Adam James: This Starmaker finalist launched his CD, Messages & Memories, at the Tamworth Hotel. He’s in the Troy Cassar-Daley songwriting vein, which is good – anyone who emulates Troy is good!
Claye Middleton: A quiet performer with a lovely singing voice – great pitch and timbre. I expect to see him back for many years to come.
Chad Shuttleworth: Caught him busking outside Tamworth Shopping World, and his cheeky charm had attracted quite a crowd. He was definitely in the ‘entertainer’ branch of the country music family (where Beccy Cole and Adam Harvey are ‘entertainers’, and Kasey Chambers and Troy Cassar-Daley are ‘singer-songwriters’ – this is a loose division of my own creation, and subsets do occur). I would have paid money to see him, so I put some in his guitar case.

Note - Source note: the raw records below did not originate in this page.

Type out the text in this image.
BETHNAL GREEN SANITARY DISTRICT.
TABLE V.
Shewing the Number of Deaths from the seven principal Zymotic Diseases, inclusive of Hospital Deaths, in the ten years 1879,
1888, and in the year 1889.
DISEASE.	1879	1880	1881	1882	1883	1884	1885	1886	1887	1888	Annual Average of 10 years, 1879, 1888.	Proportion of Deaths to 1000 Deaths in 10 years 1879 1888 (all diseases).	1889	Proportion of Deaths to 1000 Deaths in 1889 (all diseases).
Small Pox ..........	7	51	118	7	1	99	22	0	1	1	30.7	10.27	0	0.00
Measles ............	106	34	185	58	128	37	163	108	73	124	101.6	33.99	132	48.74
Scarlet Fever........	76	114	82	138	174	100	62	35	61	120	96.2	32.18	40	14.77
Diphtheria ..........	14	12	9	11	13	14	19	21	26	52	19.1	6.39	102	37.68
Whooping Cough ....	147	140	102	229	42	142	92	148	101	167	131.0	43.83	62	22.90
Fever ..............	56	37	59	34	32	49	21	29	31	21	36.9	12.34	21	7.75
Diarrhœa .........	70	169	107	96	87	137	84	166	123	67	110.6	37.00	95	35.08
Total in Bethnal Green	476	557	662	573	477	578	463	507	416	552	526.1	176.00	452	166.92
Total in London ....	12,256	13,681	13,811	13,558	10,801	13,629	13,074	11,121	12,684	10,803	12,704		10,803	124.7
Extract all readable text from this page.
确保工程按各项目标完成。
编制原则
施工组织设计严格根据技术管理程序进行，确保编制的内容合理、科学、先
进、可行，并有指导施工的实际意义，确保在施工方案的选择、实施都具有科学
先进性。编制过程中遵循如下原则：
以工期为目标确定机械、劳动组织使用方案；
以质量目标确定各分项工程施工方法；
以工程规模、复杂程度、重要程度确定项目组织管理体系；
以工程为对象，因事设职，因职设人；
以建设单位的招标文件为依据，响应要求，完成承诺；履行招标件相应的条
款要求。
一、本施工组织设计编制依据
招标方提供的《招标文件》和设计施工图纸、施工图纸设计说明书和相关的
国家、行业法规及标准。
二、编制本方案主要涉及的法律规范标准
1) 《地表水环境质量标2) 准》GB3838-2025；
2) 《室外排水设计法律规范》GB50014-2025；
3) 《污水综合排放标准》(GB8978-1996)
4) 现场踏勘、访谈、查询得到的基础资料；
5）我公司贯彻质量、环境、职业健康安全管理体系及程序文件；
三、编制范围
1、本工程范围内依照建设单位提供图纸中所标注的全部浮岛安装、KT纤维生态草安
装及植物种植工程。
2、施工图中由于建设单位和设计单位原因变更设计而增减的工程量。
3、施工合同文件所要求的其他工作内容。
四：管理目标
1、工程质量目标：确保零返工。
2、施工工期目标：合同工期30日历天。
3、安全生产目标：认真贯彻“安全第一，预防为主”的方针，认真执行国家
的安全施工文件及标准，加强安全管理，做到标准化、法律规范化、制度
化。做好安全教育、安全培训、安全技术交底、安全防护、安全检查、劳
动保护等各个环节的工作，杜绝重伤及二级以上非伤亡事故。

The Tamworth Hotel, 25 January
When he arrived in Tamworth Danny Widdicombe had no idea he was going to play the afternoon slot at the Tamworth Hotel, where he was appearing in Karl Broadie’s band at night. But when the band that had been performing from 2 till 5 had to abandon ship, Widdicombe stepped in and gave everyone present a delightful afternoon of music, all the more special because it had been unexpected.
As rain pelted down on the garden stage, the instruments and equipment were moved into the front bar, allowing everyone to get cosy next to the pool tables. Accompanied by Fiddleboy a.k.a. Luke Moller a.k.a. ‘The Champ’ (for he had won the national bluegrass fiddling championships), Widdicombe plunged into over two hours of songs from his album The Transplant Tapes, as well as Beatles and Neil Young covers; the highlight was a sublime version of ‘Dear Prudence’. Having seen this duo play, and on other occasions seeing Karl Broadie and Johnny Kendall play together without accompaniment, I’ve decided that a guitar-and-fiddle duo is a wondrous thing (of course, you need the right guitarist and the right fiddler, but I’m not ruining a good theory over detail thanksverymuch).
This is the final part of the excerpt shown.